И направил ботинки к моторизованному, еще горячему, дрожащему и ждущему руки в перчатке другу и стал аккуратно, не порвав черной обновы, усаживать организм. И услыхал лишь напоследок:
– Ну вы, товарищ Пшикин, тоже, вижу, в космических темнотах курс не теряли.
– Вот, господин флотоводец и морей адмирал, – вскрикнул Ашипкин, вытягивая из кармана куртки цветную банку с рожей улыбающейся богатому улову рыбы, – любимое блюдо моряка – «Судак в томатном море», ни за что в нынешнешних грязных болотах не сыщете. А приглашаю вас… куда хотите – ко мне, к вам, к позорной бухте пельменной. Есть на нашем камбузе и открывалочка под размер, и бутылочка безразмерная, три звезды всего правда. Зато какие звезды, рубиновые! Потому что если про поход крейсерской правды курса не узнать, зачем небо коптить позорной трубой. Враз разлетятся в свободный полет космические болты моего фундамента наших знаний. Прошу так держать!
Но вохровец уже вырулил на магистраль и прикидывал путь к пункту официального адреса запропавшего оборзевателя. Ехал он медленно, чтоб, развевая, не попортить новую вещь-плащище и чтоб гляделось особо. Человек на мощном, хоть и капризном мотосредстве, видать: со средствами, хозяин своих… да и чужих путей, неспешно тралит проложенную магистраль. Горбышу понравился человек-адмирал, простой, без затей, хозяин бывших морей и ржавых теперь посудин, сказавший, видать, свое крепкое словцо морским воющим штормами волкам и тоскливым без баб глубинам. И смотрит глазом просто, без прищура и косоротия – другой бы крупный погонник, даже не стал вспоминать вохр свое солдатское стройбатское бытье, этот бы другой давно обложил языком окоп в семь этажей, пришпилил бы пахать свои сотки и кирпичить стены, корчевать, корячась, коряги на лесных приполигонных угодьях, а потом и плакать желтыми солдатскими слезами, стоя при мордоворотах или ползая со шваброй-языком по зашарканной казарме.
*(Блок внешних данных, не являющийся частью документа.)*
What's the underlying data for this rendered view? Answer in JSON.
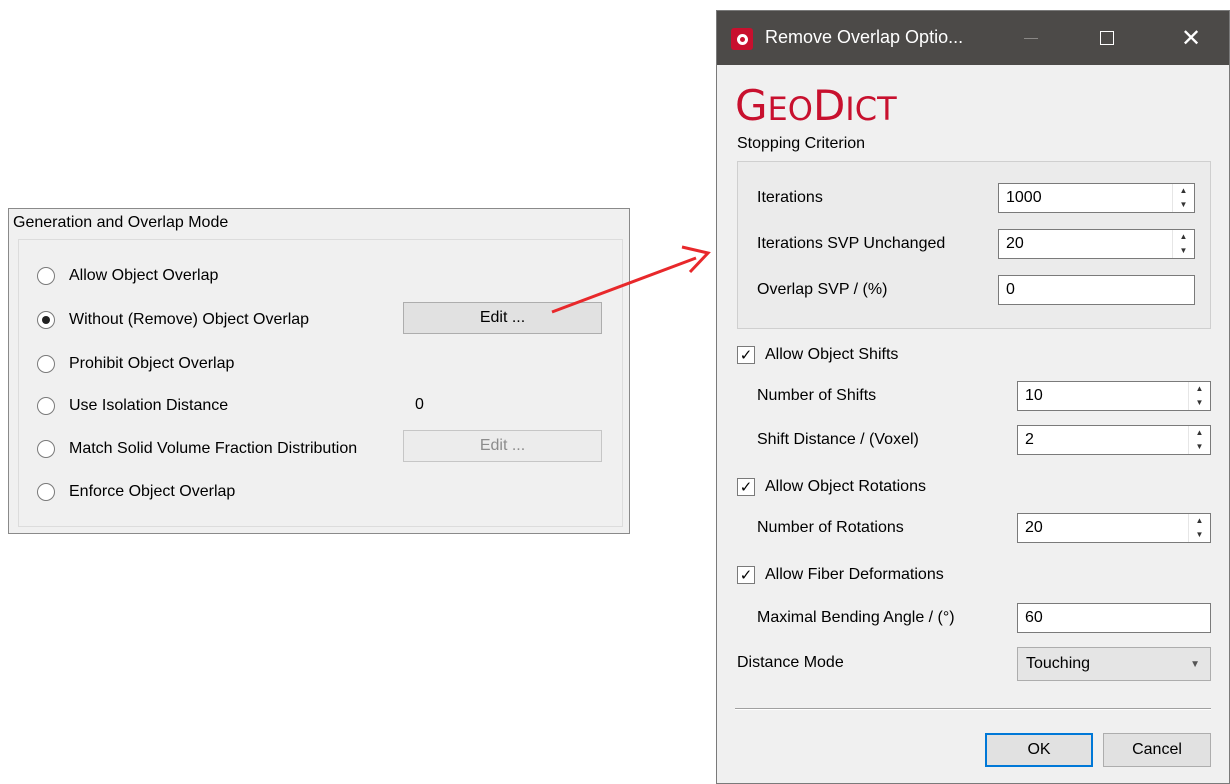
{
  "left_panel": {
    "title": "Generation and Overlap Mode",
    "options": [
      {
        "label": "Allow Object Overlap",
        "checked": false
      },
      {
        "label": "Without (Remove) Object Overlap",
        "checked": true
      },
      {
        "label": "Prohibit Object Overlap",
        "checked": false
      },
      {
        "label": "Use Isolation Distance",
        "checked": false
      },
      {
        "label": "Match Solid Volume Fraction Distribution",
        "checked": false
      },
      {
        "label": "Enforce Object Overlap",
        "checked": false
      }
    ],
    "edit_button_label": "Edit ...",
    "edit_button_disabled_label": "Edit ...",
    "isolation_distance_value": "0"
  },
  "dialog": {
    "title": "Remove Overlap Optio...",
    "logo": {
      "part1_big": "G",
      "part1_small": "EO",
      "part2_big": "D",
      "part2_small": "ICT"
    },
    "stopping_criterion_label": "Stopping Criterion",
    "iterations_label": "Iterations",
    "iterations_value": "1000",
    "iterations_svp_label": "Iterations SVP Unchanged",
    "iterations_svp_value": "20",
    "overlap_svp_label": "Overlap SVP / (%)",
    "overlap_svp_value": "0",
    "allow_shifts_label": "Allow Object Shifts",
    "allow_shifts_checked": true,
    "number_of_shifts_label": "Number of Shifts",
    "number_of_shifts_value": "10",
    "shift_distance_label": "Shift Distance / (Voxel)",
    "shift_distance_value": "2",
    "allow_rotations_label": "Allow Object Rotations",
    "allow_rotations_checked": true,
    "number_of_rotations_label": "Number of Rotations",
    "number_of_rotations_value": "20",
    "allow_fiber_label": "Allow Fiber Deformations",
    "allow_fiber_checked": true,
    "max_bending_label": "Maximal Bending Angle / (°)",
    "max_bending_value": "60",
    "distance_mode_label": "Distance Mode",
    "distance_mode_value": "Touching",
    "ok_label": "OK",
    "cancel_label": "Cancel",
    "check_glyph": "✓",
    "close_glyph": "✕",
    "spin_up_glyph": "▲",
    "spin_down_glyph": "▼",
    "combo_arrow_glyph": "▼"
  },
  "colors": {
    "brand_red": "#c8102e",
    "titlebar": "#4c4a48",
    "arrow": "#e8282b",
    "focus_blue": "#0078d7"
  }
}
Этот другой, решил Горбыш, настоящий кореш-женьшень соленых волн. Вот бы, замечталось, переманить поганку в погонах в ихнюю газетку – ну хотя бы и главной вохрой. А Горбыш следом за ним – шмыг. Складом какого ценного тряпья заведовать, или комнатой воспоминаний славы. На мотоциклетке, или так. После, – зажмурился в сладком ужасе, – нарядить в парадное, сунуть седому кортик и провести его строем перед всей начальной бандой. Которые в коже и с черепом. Тут хлоп! И с прозрачными честными глазами и опытом покорения волн назначен в приказ – быть тебе, адмирал, зам по кадру вместо отставника-дурака, потому что… кадровика схватил за башку инсульт-привет, да и Горбыш о его тройной разведке много наслышан через нижнюю дверную щель. Адмирал-кадровик мелкими шажками бороздит кабинетик, а Горбыш за ним китель носит или фуражку. Или на диване… кожаном… храпит и видит сны с коньяком. Раз и в дамку-мамку!